The recipe calls for Thai red curry paste, a wonderfully tangy ingredient sold with the Asian ingredients in the supermarket. If you can’t find it, substitute curry powder for a different flavor. I like to serve this with rice noodles or cellophane noodles on the side.
Heat the oil in a large skillet over medium-high heat. Add the bok choy and bell pepper and cook, stirring, for 2 minutes. Remove the vegetables from the pan and set aside.
Season both sides of the chicken with salt and pepper and add to the hot pan. Cook until golden brown, about 2 minutes per side.
In a small bowl, whisk together the broth, sake, sesame oil, ginger, and curry paste, pour over the chicken, and bring to a simmer.

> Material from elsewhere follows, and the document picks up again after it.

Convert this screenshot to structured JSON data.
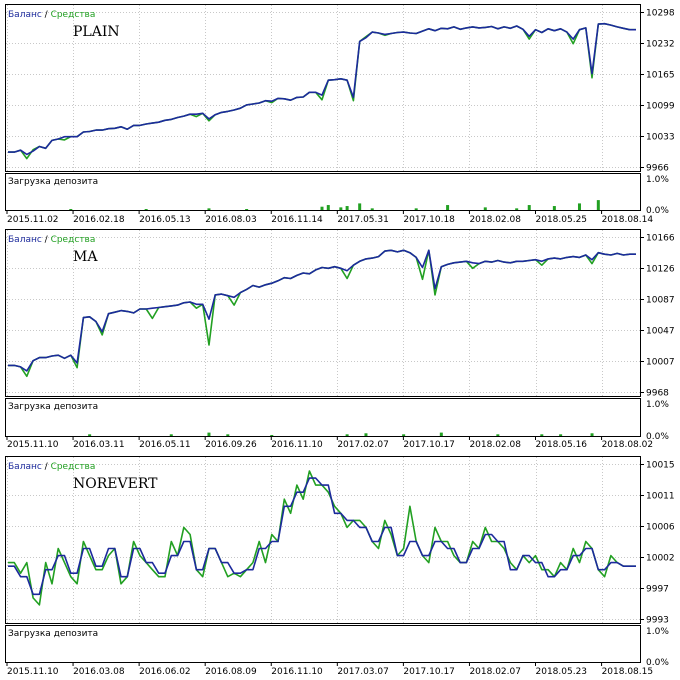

Return the vegetables to the pan, partially cover, and simmer until the chicken is cooked through, 2 to 4 minutes. Remove from the heat, top with the cilantro, and serve.
Crockpot method: Arrange the bok choy and red pepper in the bottom of a medium to large slow cooker. Season the chicken with salt and pepper and place on top of the bok choy. In a small bowl, whisk together the broth, sake, sesame oil, ginger, and curry paste and pour over the chicken. Cover and cook on LOW for 6 to 8 hours or HIGH for 3 to 4 hours. Top with the cilantro just before serving.